— Я слушаю, княже.
Дмитрий ничего не мог добавить. Он обрадовался, что Мстислав так сочувственно отнесся к просьбе Даниила.
— Слушаешь? Слушай! Еще и не то услышишь завтра. — Мстислав так и сыпал словами. — Не был я в Галиче, а пойти туда хочется, — подмигнул он Дмитрию. — Не сидится на месте без дела. Мечи ржавеют, и сердце просится: «Пойдем». Не могу в словесных битвах с архиепископом томиться! На поле ратном наше место, там поговорим с врагом мечами. Не так ли?
— Истинно так, княже.
— Я и забыл, — глянув на стол, сказал Мстислав, — давно уж мед принесли. За такого гостя и выпить негрешно.
Они подняли большие серебряные кубки и чокнулись. Крепок мед у Мстислава — будто огнем обожгло.

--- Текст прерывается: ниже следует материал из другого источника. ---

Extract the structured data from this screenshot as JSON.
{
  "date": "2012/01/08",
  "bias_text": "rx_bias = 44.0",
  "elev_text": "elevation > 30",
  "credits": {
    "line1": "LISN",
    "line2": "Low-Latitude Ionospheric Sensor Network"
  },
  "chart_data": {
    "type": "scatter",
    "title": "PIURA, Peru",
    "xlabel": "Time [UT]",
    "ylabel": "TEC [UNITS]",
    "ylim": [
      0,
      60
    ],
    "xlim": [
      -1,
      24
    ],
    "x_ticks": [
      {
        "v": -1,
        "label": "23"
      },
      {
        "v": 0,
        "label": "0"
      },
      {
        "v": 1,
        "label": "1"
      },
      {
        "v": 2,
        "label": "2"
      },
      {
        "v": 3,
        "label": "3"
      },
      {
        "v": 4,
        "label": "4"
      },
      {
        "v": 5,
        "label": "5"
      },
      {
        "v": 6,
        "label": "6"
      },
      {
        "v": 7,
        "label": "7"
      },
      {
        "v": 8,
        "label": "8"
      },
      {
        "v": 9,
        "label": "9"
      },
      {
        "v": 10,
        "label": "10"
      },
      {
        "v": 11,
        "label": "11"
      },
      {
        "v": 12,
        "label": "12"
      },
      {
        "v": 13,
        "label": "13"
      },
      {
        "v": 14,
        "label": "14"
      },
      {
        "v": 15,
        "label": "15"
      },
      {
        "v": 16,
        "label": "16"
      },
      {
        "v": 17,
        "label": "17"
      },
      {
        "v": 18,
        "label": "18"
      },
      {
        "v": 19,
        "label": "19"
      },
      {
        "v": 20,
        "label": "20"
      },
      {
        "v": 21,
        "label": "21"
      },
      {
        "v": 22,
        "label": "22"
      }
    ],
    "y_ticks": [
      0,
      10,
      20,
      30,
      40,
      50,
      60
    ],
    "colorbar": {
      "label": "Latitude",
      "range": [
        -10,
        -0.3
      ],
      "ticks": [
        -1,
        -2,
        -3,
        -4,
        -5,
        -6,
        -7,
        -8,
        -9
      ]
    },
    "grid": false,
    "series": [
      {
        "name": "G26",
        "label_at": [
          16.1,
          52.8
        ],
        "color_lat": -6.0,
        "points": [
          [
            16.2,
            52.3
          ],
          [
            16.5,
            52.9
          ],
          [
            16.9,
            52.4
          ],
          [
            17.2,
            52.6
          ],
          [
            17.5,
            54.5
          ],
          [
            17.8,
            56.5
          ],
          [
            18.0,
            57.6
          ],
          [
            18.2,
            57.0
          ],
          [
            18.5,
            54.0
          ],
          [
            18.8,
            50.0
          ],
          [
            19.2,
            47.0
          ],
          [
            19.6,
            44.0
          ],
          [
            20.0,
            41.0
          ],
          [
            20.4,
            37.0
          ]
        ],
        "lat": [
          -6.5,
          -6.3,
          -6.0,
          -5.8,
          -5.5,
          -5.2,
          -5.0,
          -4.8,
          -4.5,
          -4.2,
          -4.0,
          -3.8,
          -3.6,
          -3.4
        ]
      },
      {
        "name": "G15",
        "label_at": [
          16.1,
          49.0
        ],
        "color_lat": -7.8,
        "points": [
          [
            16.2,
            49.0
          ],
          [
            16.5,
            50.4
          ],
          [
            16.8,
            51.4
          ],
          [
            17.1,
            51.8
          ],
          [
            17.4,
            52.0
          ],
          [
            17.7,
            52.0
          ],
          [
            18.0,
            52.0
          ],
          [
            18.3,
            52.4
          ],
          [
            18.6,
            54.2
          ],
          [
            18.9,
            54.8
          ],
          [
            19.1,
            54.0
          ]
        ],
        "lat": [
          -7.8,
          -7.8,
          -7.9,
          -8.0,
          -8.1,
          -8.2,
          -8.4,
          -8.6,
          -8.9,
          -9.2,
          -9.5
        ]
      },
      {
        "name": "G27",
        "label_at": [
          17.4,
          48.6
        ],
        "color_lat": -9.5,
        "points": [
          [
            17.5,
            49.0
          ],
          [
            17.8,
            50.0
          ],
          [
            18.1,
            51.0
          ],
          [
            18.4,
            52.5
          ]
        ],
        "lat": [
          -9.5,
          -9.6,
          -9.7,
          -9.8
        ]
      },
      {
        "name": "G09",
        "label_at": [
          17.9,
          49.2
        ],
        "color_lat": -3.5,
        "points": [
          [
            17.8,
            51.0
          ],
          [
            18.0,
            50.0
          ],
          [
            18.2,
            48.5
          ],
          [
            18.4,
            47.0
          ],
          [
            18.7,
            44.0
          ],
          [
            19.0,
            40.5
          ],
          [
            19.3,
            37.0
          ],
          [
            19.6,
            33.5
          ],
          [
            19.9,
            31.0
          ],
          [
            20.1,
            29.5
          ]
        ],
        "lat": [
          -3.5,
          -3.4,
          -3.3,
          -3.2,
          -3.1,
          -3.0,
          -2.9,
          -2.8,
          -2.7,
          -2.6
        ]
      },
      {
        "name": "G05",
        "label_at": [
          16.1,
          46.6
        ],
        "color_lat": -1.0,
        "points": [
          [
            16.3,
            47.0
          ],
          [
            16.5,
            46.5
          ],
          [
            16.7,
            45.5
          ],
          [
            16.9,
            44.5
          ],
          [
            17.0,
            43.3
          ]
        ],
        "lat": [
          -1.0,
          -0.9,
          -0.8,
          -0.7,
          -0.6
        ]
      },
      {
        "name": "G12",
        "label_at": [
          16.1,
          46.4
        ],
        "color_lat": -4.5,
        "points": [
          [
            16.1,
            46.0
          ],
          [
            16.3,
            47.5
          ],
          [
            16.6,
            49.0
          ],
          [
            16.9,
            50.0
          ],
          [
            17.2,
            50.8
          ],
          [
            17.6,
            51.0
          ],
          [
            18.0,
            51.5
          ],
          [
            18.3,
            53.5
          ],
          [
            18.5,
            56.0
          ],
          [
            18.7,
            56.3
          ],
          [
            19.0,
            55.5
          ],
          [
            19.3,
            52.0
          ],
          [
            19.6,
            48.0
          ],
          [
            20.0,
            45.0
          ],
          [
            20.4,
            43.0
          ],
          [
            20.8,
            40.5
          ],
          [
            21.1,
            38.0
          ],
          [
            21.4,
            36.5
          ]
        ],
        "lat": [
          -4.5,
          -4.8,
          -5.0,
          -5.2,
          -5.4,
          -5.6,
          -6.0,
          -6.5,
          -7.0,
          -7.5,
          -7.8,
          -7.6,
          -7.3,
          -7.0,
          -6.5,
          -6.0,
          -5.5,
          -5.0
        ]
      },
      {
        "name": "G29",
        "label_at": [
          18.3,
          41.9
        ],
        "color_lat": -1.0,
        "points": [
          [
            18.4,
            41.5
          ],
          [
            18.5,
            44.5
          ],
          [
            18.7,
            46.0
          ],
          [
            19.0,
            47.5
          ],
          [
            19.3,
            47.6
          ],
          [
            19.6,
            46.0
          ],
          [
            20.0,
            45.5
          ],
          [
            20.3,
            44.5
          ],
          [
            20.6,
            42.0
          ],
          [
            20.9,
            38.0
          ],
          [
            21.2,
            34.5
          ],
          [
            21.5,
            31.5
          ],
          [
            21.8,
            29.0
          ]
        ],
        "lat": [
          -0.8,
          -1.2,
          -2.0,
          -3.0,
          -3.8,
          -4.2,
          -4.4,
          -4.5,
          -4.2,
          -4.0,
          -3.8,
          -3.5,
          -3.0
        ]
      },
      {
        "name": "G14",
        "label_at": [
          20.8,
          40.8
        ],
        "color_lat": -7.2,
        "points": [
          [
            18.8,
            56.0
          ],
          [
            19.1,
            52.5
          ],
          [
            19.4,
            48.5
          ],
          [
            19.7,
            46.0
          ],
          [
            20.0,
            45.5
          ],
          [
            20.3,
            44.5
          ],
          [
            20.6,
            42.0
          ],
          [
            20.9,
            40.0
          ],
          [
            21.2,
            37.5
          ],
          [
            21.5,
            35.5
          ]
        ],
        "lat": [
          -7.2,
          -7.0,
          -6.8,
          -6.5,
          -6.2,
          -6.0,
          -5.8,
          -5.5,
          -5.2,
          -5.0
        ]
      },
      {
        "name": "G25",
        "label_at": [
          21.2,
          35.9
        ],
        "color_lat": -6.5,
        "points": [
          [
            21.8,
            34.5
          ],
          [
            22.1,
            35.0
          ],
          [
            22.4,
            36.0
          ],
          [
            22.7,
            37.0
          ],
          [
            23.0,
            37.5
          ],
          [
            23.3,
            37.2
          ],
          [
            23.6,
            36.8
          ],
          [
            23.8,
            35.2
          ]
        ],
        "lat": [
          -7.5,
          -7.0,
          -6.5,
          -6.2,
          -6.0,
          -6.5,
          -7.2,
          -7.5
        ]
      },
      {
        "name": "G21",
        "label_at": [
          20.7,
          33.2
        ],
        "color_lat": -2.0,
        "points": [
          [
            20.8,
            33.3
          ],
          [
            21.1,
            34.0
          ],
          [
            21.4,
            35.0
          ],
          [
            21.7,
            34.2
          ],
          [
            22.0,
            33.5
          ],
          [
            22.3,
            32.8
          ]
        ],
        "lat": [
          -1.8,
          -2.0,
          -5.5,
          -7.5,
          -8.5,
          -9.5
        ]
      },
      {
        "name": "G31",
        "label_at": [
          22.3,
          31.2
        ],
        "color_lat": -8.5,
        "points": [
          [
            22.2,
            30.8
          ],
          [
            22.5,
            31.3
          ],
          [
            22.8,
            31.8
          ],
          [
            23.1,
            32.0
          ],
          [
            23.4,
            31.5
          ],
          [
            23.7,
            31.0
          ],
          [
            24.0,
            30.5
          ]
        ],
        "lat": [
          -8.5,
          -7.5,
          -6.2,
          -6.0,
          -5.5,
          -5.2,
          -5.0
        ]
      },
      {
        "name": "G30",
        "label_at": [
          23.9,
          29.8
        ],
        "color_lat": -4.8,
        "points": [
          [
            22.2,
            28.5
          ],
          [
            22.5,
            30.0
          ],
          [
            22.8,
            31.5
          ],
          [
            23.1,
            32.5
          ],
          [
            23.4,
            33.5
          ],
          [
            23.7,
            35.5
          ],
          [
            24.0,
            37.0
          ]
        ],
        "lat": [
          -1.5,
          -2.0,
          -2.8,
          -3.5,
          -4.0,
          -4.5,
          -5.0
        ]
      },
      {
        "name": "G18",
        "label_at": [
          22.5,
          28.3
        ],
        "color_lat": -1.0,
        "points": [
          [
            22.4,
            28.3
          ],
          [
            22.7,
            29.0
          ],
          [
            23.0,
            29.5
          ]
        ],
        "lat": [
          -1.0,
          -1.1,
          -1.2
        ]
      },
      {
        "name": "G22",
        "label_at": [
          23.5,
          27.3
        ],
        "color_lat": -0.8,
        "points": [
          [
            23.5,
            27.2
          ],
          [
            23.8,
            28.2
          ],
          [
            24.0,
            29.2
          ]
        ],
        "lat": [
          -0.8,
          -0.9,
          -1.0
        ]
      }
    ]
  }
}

— А я признаюсь тебе, — таинственно прошептал Мстислав Дмитрию на ухо, когда уже осушил кубок, — сам думал податься в Галич: растрогал меня слепой Митуса, вельми сердечно пел про ваши горы, про реки быстрые. Но как пойти незваному? А теперь пойду, прогоним врага с Русской земли.
Над городом струилась утренняя прохлада, тянуло сыростью с Волхова, с озера Ильмень. Солнце медленно, лениво поднималось из-за лесов. На заставах стражники убирали ночные рогатки, боролись, чтоб согреться, толкали друг друга. На небе ни облачка; осенний день обещает быть теплым, приветливым. И на Торгу еще тихо: не подъехали из подгородных сел смерды с разной снедью; не слышно шума крикливых баб-торговок; еще и купцы отдыхают, разомлев от пота на мягких перинах. Лишь кое-где из переулков показываются купеческие биричи, — они идут к клетям, гремят длинными ключами, протирают заспанные глаза. Это самые старательные слуги своих хозяев, они боятся опоздать. Если купец придет раньше, так он при всех даст тумаков, да еще, чего доброго, и прогонит за неповоротливость. Биричи перебрасываются словами, скребут затылки, чешут искусанные надоедливыми блохами животы.
— Как твой? — зевая, спрашивает долговязый парень у толстого старика.
Тот хихикает, его маленькие глазки скрываются под нависшими бровями.
— Взбесился. Колотил меня вчера. Поймал во дворе и пальцем в рот полез. Кто ему донес? Рычит: «Давай сюда резану!»
— Достал? — равнодушно спрашивает долговязый.
— Выковырял, — залился мелким смешком старик. — Такой да чтобы не достал! Пальцы у него железные.
— Дурак!
— Кто?
— Да не он, а ты, — щурился, поглядывая на солнце, долговязый.
— Собака!
— Кто? — встрепенулся парень.
— Да не он, а ты, — быстро произносит Старик.
Долговязый проворно хватает с земли полено и набрасывается на старика. Тот, пригнувшись, спешит в клеть и рывком закрывает калитку. Долговязый недовольно сплевывает, бросает полено и бормочет себе под нос:
— Удрал. Выковырял! Я б тебе глаза выдрал, лукавый пес! Я б тебе показал, как ворованные деньги во рту прятать!
Из-под рундуков, из-под клетей вылазят грязные, в изодранном тряпье калики перехожие, измученные нищие. Двое без рубашек, в истлевших от грязи и пыли штанах приближаются к долговязому, начинают канючить:
— Божий человече! Дай мучицы!
— Подай, Христа ради! Со вчерашнего дня не ели.
Долговязый сердито отмахивается:
— Идите, идите. Пусть Бог и купец вам дают. А то мне так дадут — не рад буду.
— За деток твоих помолимся, — гундосит одноглазый, с сумой на плечах.
— За Деток? — хохочет парень. — А жена где? Жену мне вымолите!
Этот разговор слышит старик. Он выглядывает из-за калитки и вмешивается:
— Вы ему, бешеному псу, бабу-ягу найдите.
Парень будто не слышит, машет руками.
— Бегите отсюда! Купец идет.
Нищие неохотно плетутся дальше, перебегают к другой клети. На дороге они задели бабу, которая несла огромный мешок, и она выругала их.
Рано утром выходят на Торг и галицкие дружинники, спеша купить себе еды. Сегодня они звали Иванку, но он огрызнулся и перевернулся на другой бок. Сладок утренний сон, тем более что Иванко долго не мог уснуть после Дмитриевых упреков. А что, собственно, плохого сказал он, Иванко, своим друзьям-новгородцам? После третьей чаши он уже и не помнит, что было. К нему лезли целоваться бородатые кузнецы и гончары. Не к чужеземцам же он приехал — почему же сидеть молча?